Our government has been at the forefront of sharing our own experiences in the field of e-solutions with other countries within the framework of development cooperation. Estonia has become increasingly known as e-Estonia due to our innovative solutions such as e-governance, an e-health system, mobile parking, and Internet-based secure e-elections, to name just a few. If elected to the Human Rights Council during this year’s elections, we intend to make Internet freedom as one of our priorities.
Estonia has also set combating impunity among its priorities and has allocated special funding to cover the costs of the President of the International Criminal Court Assembly of States for the years 2012-2014. The ability to prosecute international crimes must become an integral part of the broader rule of law activities of all major actors. The United Nations system with support from the Human Rights Council is well placed to take a major share of responsibility. Our joint efforts to provide assistance to develop national capacities in order to cope with crimes under the Rome Statute would strengthen national legal systems as a whole.
Women amount to the largest group of victims in military and political conflicts. That is why combating impunity must be complemented by efforts to empower women. Estonia places great importance on the follow-up to the resolution 1325 “women, peace and security” to strengthen the role of women in conflict prevention, settlement and in peace building. Our government is implementing its National Action Plan adopted in 2010 to promote the goals set in the resolution and enthusiastically supports related activities in the UN bodies where we are members.

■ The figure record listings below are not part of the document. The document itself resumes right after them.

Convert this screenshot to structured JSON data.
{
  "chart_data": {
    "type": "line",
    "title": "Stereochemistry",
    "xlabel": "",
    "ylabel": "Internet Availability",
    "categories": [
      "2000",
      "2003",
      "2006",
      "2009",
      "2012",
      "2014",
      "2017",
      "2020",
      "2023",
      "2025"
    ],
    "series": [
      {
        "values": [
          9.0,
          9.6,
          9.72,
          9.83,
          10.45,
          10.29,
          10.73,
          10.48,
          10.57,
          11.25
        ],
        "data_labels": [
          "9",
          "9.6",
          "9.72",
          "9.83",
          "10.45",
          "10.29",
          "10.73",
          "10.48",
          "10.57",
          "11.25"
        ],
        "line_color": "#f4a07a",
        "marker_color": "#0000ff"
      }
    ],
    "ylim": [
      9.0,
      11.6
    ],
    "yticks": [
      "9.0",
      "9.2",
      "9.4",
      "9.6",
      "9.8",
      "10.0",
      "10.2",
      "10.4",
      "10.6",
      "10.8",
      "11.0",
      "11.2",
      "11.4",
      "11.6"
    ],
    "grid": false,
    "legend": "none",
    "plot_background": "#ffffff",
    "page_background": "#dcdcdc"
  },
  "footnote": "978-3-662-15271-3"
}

Estonia is committed to promoting the rights of women in broader terms as well. We have helped to establish the new gender entity of the UN to make the UN system more effective while addressing gender issues. While being a member of UN WOMEN and the Commission on the Status of Women, we hope to contribute to solving global problems. We support furthering the rights of women via development cooperation too. The nearer we come to 2015, the target we set in common to achieve the Millennium Development Goals, the more attention they need. It goes without saying that all goals are important, but our international contributions have focused mostly on the goals related to gender equality and maternal health.
Finally, the rights of indigenous peoples are also an Estonian human rights priority. We contribute to the UN funds supporting the development and the promotion of the situation of indigenous peoples and facilitate the participation of the representatives of indigenous peoples in UN discussions.
This was a brief overview of Estonian activities that support the implementation of the Universal Declaration of Human Rights in reality. Estonia is and continues to be committed to the international order based on international law, including human rights law and the rule of law. If we become a member of the Council, we will continue to focus our activities according to the voluntary pledges and commitments that were adopted by our government last year. I’m convinced that our own history and experience permit us to view the world and its needs with a global perspective, taking into account everyone’s rights and interests, not only of a select few or the privileged. We understand what it means to be deprived of freedom, to suffer poverty and oppression, to be neglected. In the Human Rights Council, if elected, Estonia promises to represent all nations and peoples, women, children and men.
Thank you very much for your attention.